American Dirt by Jeanine Cummins
This was the last book that we read for book club in 2023. There were mixed opinions on it; some people felt it wasn’t believable. I personally loved the book and interpreted it more as a collection of fictionalised experiences of migrants trying to cross the US border. It’s about a mother and son from Mexico who end up as refugees fleeing from the cartel and making an arduous journey to cross the border. I couldn’t put it down!
The Night Circus by Erin Morgenstern
I think this is the first fantasy book that I’ve read in quite a while. My brother gifted this to me for my birthday last year, and I wanted to wait until autumn/winter to read it because it has that kind of vibe. It was such a beautiful book, and it felt almost dreamlike to read, which makes sense since the circus is called Cirque des Rêves.

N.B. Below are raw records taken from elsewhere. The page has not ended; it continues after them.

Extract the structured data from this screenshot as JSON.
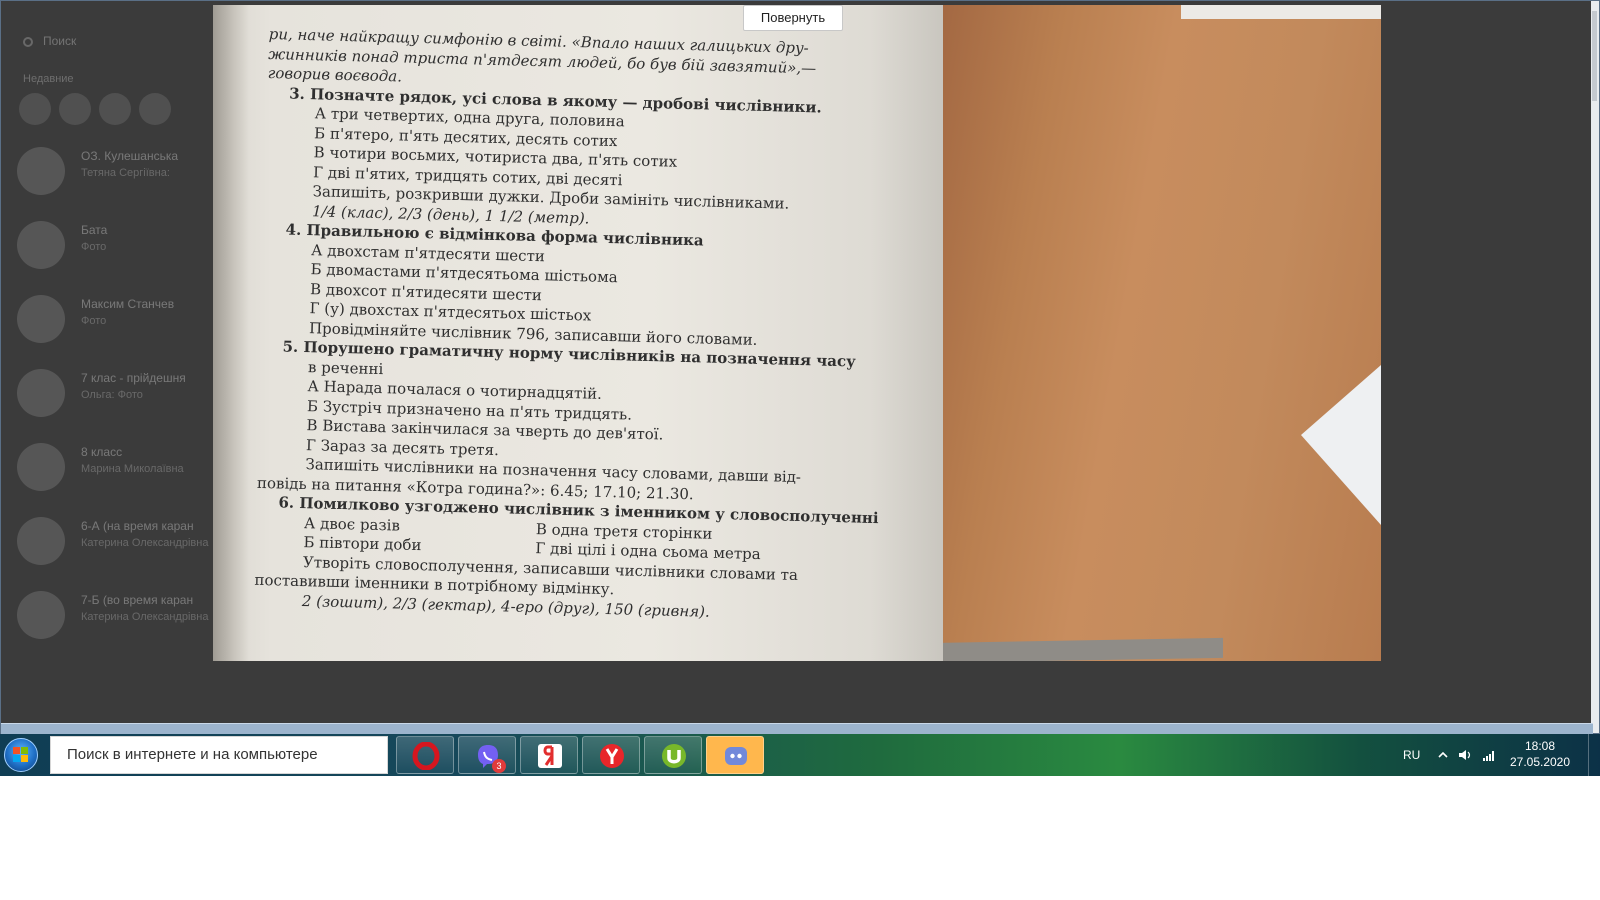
{
  "viewer": {
    "rotate_button": "Повернуть"
  },
  "sidebar": {
    "search_placeholder": "Поиск",
    "section_label": "Недавние",
    "chats": [
      {
        "name": "ОЗ. Кулешанська",
        "preview": "Тетяна Сергіївна:"
      },
      {
        "name": "Бата",
        "preview": "Фото"
      },
      {
        "name": "Максим Станчев",
        "preview": "Фото"
      },
      {
        "name": "7 клас - прійдешня",
        "preview": "Ольга: Фото"
      },
      {
        "name": "8 класс",
        "preview": "Марина Миколаївна"
      },
      {
        "name": "6-А (на время каран",
        "preview": "Катерина Олександрівна"
      },
      {
        "name": "7-Б (во время каран",
        "preview": "Катерина Олександрівна"
      }
    ]
  },
  "photo": {
    "lines": [
      {
        "text": "ри, наче найкращу симфонію в світі. «Впало наших галицьких дру-",
        "style": "it"
      },
      {
        "text": "жинників понад триста п'ятдесят людей, бо був бій завзятий»,—",
        "style": "it"
      },
      {
        "text": "говорив воєвода.",
        "style": "it"
      },
      {
        "text": "3. Позначте рядок, усі слова в якому — дробові числівники.",
        "style": "q in1"
      },
      {
        "text": "А  три четвертих, одна друга, половина",
        "style": "in2"
      },
      {
        "text": "Б  п'ятеро, п'ять десятих, десять сотих",
        "style": "in2"
      },
      {
        "text": "В  чотири восьмих, чотириста два, п'ять сотих",
        "style": "in2"
      },
      {
        "text": "Г  дві п'ятих, тридцять сотих, дві десяті",
        "style": "in2"
      },
      {
        "text": "Запишіть, розкривши дужки. Дроби замініть числівниками.",
        "style": "in2"
      },
      {
        "text": "1/4 (клас), 2/3 (день), 1 1/2 (метр).",
        "style": "it in2"
      },
      {
        "text": "4. Правильною є відмінкова форма числівника",
        "style": "q in1"
      },
      {
        "text": "А  двохстам п'ятдесяти шести",
        "style": "in2"
      },
      {
        "text": "Б  двомастами п'ятдесятьома шістьома",
        "style": "in2"
      },
      {
        "text": "В  двохсот п'ятидесяти шести",
        "style": "in2"
      },
      {
        "text": "Г  (у) двохстах п'ятдесятьох шістьох",
        "style": "in2"
      },
      {
        "text": "Провідміняйте числівник 796, записавши його словами.",
        "style": "in2"
      },
      {
        "text": "5. Порушено граматичну норму числівників на позначення часу",
        "style": "q in1"
      },
      {
        "text": "в реченні",
        "style": "in2"
      },
      {
        "text": "А  Нарада почалася о чотирнадцятій.",
        "style": "in2"
      },
      {
        "text": "Б  Зустріч призначено на п'ять тридцять.",
        "style": "in2"
      },
      {
        "text": "В  Вистава закінчилася за чверть до дев'ятої.",
        "style": "in2"
      },
      {
        "text": "Г  Зараз за десять третя.",
        "style": "in2"
      },
      {
        "text": "Запишіть числівники на позначення часу словами, давши від-",
        "style": "in2"
      },
      {
        "text": "повідь на питання «Котра година?»: 6.45; 17.10; 21.30.",
        "style": ""
      },
      {
        "text": "6. Помилково узгоджено числівник з іменником у словосполученні",
        "style": "q in1"
      }
    ],
    "q6_options": [
      {
        "left": "А  двоє разів",
        "right": "В  одна третя сторінки"
      },
      {
        "left": "Б  півтори доби",
        "right": "Г  дві цілі і одна сьома метра"
      }
    ],
    "tail_lines": [
      {
        "text": "Утворіть словосполучення, записавши числівники словами та",
        "style": "in2"
      },
      {
        "text": "поставивши іменники в потрібному відмінку.",
        "style": ""
      },
      {
        "text": "2 (зошит), 2/3 (гектар), 4-еро (друг), 150 (гривня).",
        "style": "it in2"
      }
    ]
  },
  "taskbar": {
    "search_placeholder": "Поиск в интернете и на компьютере",
    "apps": [
      {
        "name": "opera-icon",
        "color": "#d6161f"
      },
      {
        "name": "viber-icon",
        "color": "#7360f2",
        "badge": "3"
      },
      {
        "name": "yandex-browser-icon",
        "color": "#e22e2e"
      },
      {
        "name": "yandex-icon",
        "color": "#e8262a"
      },
      {
        "name": "utorrent-icon",
        "color": "#78b82a"
      },
      {
        "name": "discord-icon",
        "color": "#7289da"
      }
    ],
    "language": "RU",
    "time": "18:08",
    "date": "27.05.2020"
  }
}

I loved the plot, the characters, and the writing. It’s about two magicians (sort of) who come together in a remarkable way. It’s romantic, it’s whimsical, and it’s rhythmic in it’s narrative. Overall, a very enjoyable reading adventure and I look forward to reading The Starless Sea next.
The Lido by Libby Page – A cute book, easy to read, and I’d recommend it to most people, regardless of their genre tastes.
Outback by Patricia Wolf – A great thriller (detective novel), couldn’t put it down! I also enjoyed the sequel, Paradise.
Paula McLain – I loved McLain’s writing style in When the Stars Go Dark, though the plot of the book disappointed in the end.